Looming Medicare Changes
Older adults expecting sweeping improvements to Medicare under the newly enacted health reform are likely to discover disappointing changes.
Bad news continues to plague the Obama administration's signature achievement: healthcare reform.
Medicare's chief actuary recently projected that the nation’s healthcare bill will increase rather than decrease as a result of the new law. And a different study from private research firm Avalere Health estimates that more than 3 million older adults will have to switch drug plans this fall despite President Obama's promise that “if you like your healthcare plan, you'll be able to keep your healthcare plan.”
These reports provide only the latest evidence that the new healthcare reform may be disastrous for the country’s elders. Under the terms of the president's reform package, Medicare will eliminate about 25% of the drug plans currently available to seniors in order to “simplify” the system. As a result, roughly one fifth of the 17.5 million elders enrolled in stand-alone drug plans could find themselves looking for new drug coverage and those who are forced to switch may face higher premiums and copayments.
The drug plan debacle will be the first of many to befall older adults in the coming years. The Congressional Budget Office estimates that healthcare reform will cost about $1 trillion over the next decade. Older adults will end up footing much of that bill, as the law is financed with $575 billion in cuts to Medicare.
The reform will extract a big chunk of that—$202 billion, according to the Centers for Medicare & Medicaid Services—from Medicare Advantage. Nearly one quarter of Medicare patients participate in this popular program, whereby the federal government partners with private insurers to deliver health benefits. Between 2003 and 2009, enrollment in the program doubled from 5.3 million to 10.2 million.
But under the recently enacted healthcare reform, enrollment in Medicare Advantage is projected to decline 50% by 2017, largely because of cuts in the level of benefits provided by the program. Some 10 million Medicare Advantage patients could see their benefits gradually decrease by an average of $43 per month.
Medicare Advantage beneficiaries won’t be the only ones affected due to the reform. Elders covered by traditional Medicare may find it harder to get the care they need, as the health reform law cuts payments to all manner of healthcare providers. Medicare Chief Actuary Richard Foster predicts that nearly one in seven hospitals, nursing homes, hospices, and home health agencies will become unprofitable by 2019; 40% could be forced out of business by 2050.
Cuts due to the reform could also force doctors to shutter their practices. The government already reimburses physicians who treat Medicare patients at less than cost. Because they lose money on every Medicare patient they see, more doctors are simply refusing to see older adults.
Nearly one quarter of Medicare patients seeking a primary care doctor have difficulty finding one, according to a report released earlier this year by the independent Medicare Payment Advisory Commission. The Texas Medical Association surveyed doctors a couple years ago and discovered that just 38% of primary care doctors took new Medicare patients.

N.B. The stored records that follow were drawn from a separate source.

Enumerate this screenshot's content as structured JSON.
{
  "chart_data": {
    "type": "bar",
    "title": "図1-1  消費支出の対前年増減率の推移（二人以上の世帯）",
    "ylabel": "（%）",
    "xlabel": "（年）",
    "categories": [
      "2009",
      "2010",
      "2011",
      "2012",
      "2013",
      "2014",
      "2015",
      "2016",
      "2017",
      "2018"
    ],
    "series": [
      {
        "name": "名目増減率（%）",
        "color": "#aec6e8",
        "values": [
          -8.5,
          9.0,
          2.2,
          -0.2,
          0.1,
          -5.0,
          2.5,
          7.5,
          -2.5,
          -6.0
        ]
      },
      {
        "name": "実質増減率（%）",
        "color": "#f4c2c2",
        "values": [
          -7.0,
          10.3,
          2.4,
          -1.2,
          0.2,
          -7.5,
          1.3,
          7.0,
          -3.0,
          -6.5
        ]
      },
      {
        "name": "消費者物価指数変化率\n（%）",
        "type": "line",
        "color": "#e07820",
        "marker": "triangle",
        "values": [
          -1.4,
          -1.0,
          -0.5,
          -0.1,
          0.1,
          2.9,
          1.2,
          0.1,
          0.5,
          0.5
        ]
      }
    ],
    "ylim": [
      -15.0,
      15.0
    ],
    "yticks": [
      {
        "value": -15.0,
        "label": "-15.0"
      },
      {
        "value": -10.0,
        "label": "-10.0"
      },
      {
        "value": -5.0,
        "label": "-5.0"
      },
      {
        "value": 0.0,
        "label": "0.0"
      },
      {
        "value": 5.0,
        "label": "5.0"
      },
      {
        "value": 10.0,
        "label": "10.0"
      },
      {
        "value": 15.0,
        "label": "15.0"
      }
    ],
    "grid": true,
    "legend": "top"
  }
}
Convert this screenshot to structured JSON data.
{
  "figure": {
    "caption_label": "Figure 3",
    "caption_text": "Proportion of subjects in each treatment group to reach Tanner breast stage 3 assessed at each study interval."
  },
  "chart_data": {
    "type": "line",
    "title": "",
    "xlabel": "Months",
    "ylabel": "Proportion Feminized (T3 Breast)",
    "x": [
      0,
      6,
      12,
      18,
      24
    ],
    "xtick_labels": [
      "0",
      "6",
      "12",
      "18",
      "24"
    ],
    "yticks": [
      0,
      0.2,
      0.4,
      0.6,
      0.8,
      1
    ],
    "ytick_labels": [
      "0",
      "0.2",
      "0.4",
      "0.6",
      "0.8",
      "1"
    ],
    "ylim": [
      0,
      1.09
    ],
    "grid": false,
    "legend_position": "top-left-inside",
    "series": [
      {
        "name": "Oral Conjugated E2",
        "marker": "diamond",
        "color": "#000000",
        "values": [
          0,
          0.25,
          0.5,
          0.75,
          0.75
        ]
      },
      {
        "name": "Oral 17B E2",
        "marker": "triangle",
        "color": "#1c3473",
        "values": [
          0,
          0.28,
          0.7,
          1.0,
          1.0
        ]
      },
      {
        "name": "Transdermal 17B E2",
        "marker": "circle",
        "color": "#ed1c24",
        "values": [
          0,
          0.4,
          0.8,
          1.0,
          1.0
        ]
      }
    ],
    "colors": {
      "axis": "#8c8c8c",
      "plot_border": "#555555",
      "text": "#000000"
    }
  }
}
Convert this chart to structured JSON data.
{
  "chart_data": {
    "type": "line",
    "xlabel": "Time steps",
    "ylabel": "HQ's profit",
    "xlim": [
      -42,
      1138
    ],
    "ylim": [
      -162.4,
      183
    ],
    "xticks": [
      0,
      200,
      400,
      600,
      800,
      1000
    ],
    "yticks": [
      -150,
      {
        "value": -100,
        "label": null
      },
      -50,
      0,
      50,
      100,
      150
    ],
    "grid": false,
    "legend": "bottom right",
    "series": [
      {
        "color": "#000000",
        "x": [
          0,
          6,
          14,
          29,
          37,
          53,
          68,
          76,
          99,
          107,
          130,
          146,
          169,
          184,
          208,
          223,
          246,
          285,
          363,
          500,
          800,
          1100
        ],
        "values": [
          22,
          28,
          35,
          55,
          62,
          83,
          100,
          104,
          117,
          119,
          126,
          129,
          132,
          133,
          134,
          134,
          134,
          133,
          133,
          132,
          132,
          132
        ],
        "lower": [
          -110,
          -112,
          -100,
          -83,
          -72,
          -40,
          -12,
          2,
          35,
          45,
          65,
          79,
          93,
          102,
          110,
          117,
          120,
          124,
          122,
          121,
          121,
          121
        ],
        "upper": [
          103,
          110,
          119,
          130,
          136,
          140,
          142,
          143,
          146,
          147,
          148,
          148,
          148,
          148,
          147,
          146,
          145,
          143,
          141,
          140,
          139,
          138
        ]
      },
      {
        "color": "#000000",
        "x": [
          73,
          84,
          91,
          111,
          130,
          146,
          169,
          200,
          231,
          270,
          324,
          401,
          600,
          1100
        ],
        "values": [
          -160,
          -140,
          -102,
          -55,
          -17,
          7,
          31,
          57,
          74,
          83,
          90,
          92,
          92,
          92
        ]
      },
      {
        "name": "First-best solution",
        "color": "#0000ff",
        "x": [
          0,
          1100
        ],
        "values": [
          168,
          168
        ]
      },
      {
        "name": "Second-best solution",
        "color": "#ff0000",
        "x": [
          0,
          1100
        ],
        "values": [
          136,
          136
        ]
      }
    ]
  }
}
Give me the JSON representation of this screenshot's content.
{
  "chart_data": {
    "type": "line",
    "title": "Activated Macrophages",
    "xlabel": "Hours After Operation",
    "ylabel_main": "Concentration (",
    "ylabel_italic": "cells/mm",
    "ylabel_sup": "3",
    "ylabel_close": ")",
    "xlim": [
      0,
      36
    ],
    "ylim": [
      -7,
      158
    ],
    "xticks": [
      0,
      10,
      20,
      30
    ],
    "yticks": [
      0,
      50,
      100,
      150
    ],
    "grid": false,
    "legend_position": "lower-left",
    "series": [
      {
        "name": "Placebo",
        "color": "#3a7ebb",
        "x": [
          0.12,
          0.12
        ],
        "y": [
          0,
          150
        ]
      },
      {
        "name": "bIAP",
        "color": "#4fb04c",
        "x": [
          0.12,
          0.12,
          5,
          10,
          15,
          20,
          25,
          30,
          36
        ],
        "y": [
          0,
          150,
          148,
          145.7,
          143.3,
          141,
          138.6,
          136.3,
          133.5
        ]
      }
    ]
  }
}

The health reform law also provides for the direct rationing of care. It creates an independent payment advisory board that will advise Congress on how to reduce Medicare spending if it’s growing too fast. The president will appoint the 15 members on the panel, and none will be required to represent the interests of the older adults whose lives will be affected by its decisions.
The panel isn’t supposed to raise taxes, change benefits, or ration care, but how else will it reduce spending? If the board recommends more cuts in payments to doctors and other providers, for instance, Medicare patients will have no choice but to wait longer for care.
Medicare was designed to provide a safety net for America's elders, but the current healthcare reform may consign our aging population to long waits and substandard care.
— Sally C. Pipes is president and CEO of the Pacific Research Institute in San Francisco.